Моя задача невероятно сложна, почти невыполнима. Мною невыполнима – я не боец. Обидно, досадно, больно. Плюс жара. И я даже не помню, как потерял сознание и кто меня до дому довез. И эту ночь я не спал – боль, дышать не могу, а жить теперь хочу и надо. Единственное спасение – лететь в Москву на операцию. На заре я тронулся в путь, благо все под гору. Скоро попутка подобрала, и я успел в то же утро вылететь в Москву и прямо из аэропорта – в онкоцентр. А доктор меня словно ждал. Я сразу же протянул ему все, что у меня осталось, – три тысячи долларов:
– Вылечите, только без катетера.
– Я сделаю так, как надо. А надо посмотреть, и вид у вас плохой.
– Без катетера, – умоляю я, – и денег не хватает на это.
– Я свою долю прощаю. А поступлю, как врач… Разрежем, посмотрим, что там творится.
12 июня, день
Наверное, в жизни каждого человека бывают такие страшные дни, вспоминая которые, думаешь – как ты это пережил и как дальше живешь? У меня было таких дней немало, последний очень тяжелый, физически просто невыносимый, и я его даже не хочу вспоминать, хотя я и сейчас здесь, в онкоцентре. Завтра меня выпишут, и я надеюсь, я уверен, что более здесь не появлюсь… Хотя, я уже зарекался. И если даже вновь сюда попаду, не дай Бог, то того кошмара все равно уже не будет. Кошмара, когда я очнулся после операции в палате, еще анестезия полностью не прошла, но мне очень плохо, больно, нестерпимо больно, и я дотронулся до ноющей груди – катетер! Я бы растерзал этого доктора. Я бы орал и материл бы его, но я уже говорить не могу, я встать не могу, сил нет – все болит, все давит и ноет. Я плачу! Как ребенок плачу, у меня и боль, и злость, и слабость. В этой маленькой, очень маленькой палате еще один пациент – армянин-старик. Ему за неделю до меня сделали такую же операцию. И я тогда видел, как он плакал, страдал, скулил. А когда после уколов и капельниц его немного отпускало, он в мою сторону жестами показывал – уходи! Я не ушел, и он написал: «Уходи! Это жутко! Лучше просто умереть. Спокойно умереть, чем эти пытки и муки». А я еще тогда пытался улыбаться, глупец:
– Мне катетер не поставят. Я даже за это не заплатил.

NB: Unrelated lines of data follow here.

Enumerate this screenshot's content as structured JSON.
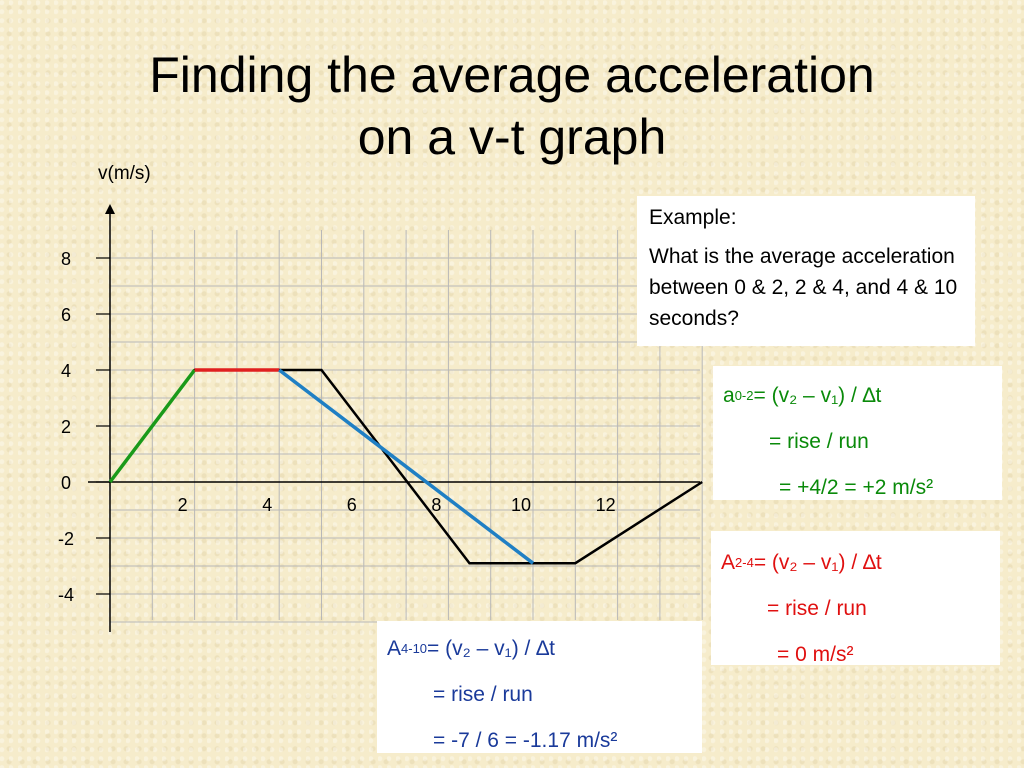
{
  "slide": {
    "title_line1": "Finding the average acceleration",
    "title_line2": "on a v-t graph"
  },
  "colors": {
    "green": "#1a9a1a",
    "red": "#e02020",
    "blue": "#1f7fc4",
    "black": "#000000"
  },
  "chart_data": {
    "type": "line",
    "ylabel": "v(m/s)",
    "xlabel": "",
    "xlim": [
      0,
      14
    ],
    "ylim": [
      -5,
      9
    ],
    "x_ticks": [
      2,
      4,
      6,
      8,
      10,
      12
    ],
    "y_ticks": [
      8,
      6,
      4,
      2,
      0,
      -2,
      -4
    ],
    "grid": true,
    "series": [
      {
        "color": "#000000",
        "x": [
          0,
          2,
          5,
          8.5,
          11,
          14
        ],
        "y": [
          0,
          4,
          4,
          -2.9,
          -2.9,
          0
        ]
      },
      {
        "color": "#1a9a1a",
        "x": [
          0,
          2
        ],
        "y": [
          0,
          4
        ]
      },
      {
        "color": "#e02020",
        "x": [
          2,
          4
        ],
        "y": [
          4,
          4
        ]
      },
      {
        "color": "#1f7fc4",
        "x": [
          4,
          10
        ],
        "y": [
          4,
          -2.9
        ]
      }
    ]
  },
  "example": {
    "heading": "Example:",
    "question": "What is the average acceleration between 0 & 2, 2 & 4, and 4 & 10 seconds?"
  },
  "calc_0_2": {
    "var": "a",
    "sub": "0-2",
    "formula": " = (v₂ – v₁) / ∆t",
    "line2": "= rise / run",
    "line3": "= +4/2 = +2 m/s²"
  },
  "calc_2_4": {
    "var": "A",
    "sub": "2-4",
    "formula": " = (v₂ – v₁) / ∆t",
    "line2": "= rise / run",
    "line3": "= 0 m/s²"
  },
  "calc_4_10": {
    "var": "A",
    "sub": "4-10",
    "formula": " = (v₂ – v₁) / ∆t",
    "line2": "= rise / run",
    "line3": "= -7 / 6 = -1.17 m/s²"
  }
}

«Я тоже так думал. И он обещал катетер не ставить. Но он другое не умеет, и так нас навсегда к себе привязывает… Меня ведь тоже предупреждали, а я ему поверил… Уходи! Другого врача и другую больницу найди. За границу поезжай», – написал старик. Это не по мне – денег вовсе нет, а жить надо, и я верил, что меня пронесет. Пожалеет. Нет! Потом он скажет, что сделал так, как надо было, и любой консилиум врачей подтвердит его правоту. Может, доктор по-своему и прав, он обязан был полностью вырезать раковую опухоль, все метастазы. Однако в моем представлении после операции должно наступить облегчение, а у меня лишь появились боли и страдания. И главное – никакого внимания после операции. Хорошо, что вокруг моего соседа-армянина постоянно находится родня – жена, сын, сноха. Они и за мной стали присматривать, и как бы вскользь они сообщили то, что я уже знаю, – здесь без денег даже укол не сделают. Они и заплатили – мне поставили вечером капельницу, я под ней заснул. А среди ночи проснулся – вновь невыносимая боль, и я полез к окну: зарешечено, и не стекло, какой-то прочный пластик. Все предусмотрели. Потому что я не первый, кто хотел здесь выпрыгнуть, с жизнью покончить. А еще здесь предусмотрены камеры слежения, и в каждой палате особое освещение, как в тюрьме, чтобы на мониторе дежурный врач и медсестра все видели… Никакой реакции, и никто на мой дебош не среагировал. Только жена моего соседа, старушка, что дежурит в эту ночь рядом с мужем, пыталась меня успокоить, а потом полезла в сумочку, деньги зашелестели. Она вышла. Только после этого появилась медсестра. Мне в вену сделала укол, я вновь отключился, а очнулся от боли, от нарастающей страшной боли во всем теле. Это состояние так невыносимо, что я даже боюсь открыть глаза. А чуть приоткрыл – передо мною Шовда. Плачет. Как она изменилась. Совсем худая-худая. От этого на ее высохшем лице голубые, влажные, печальные глаза стали еще больше, в них бескрайнее горе, боль, печаль.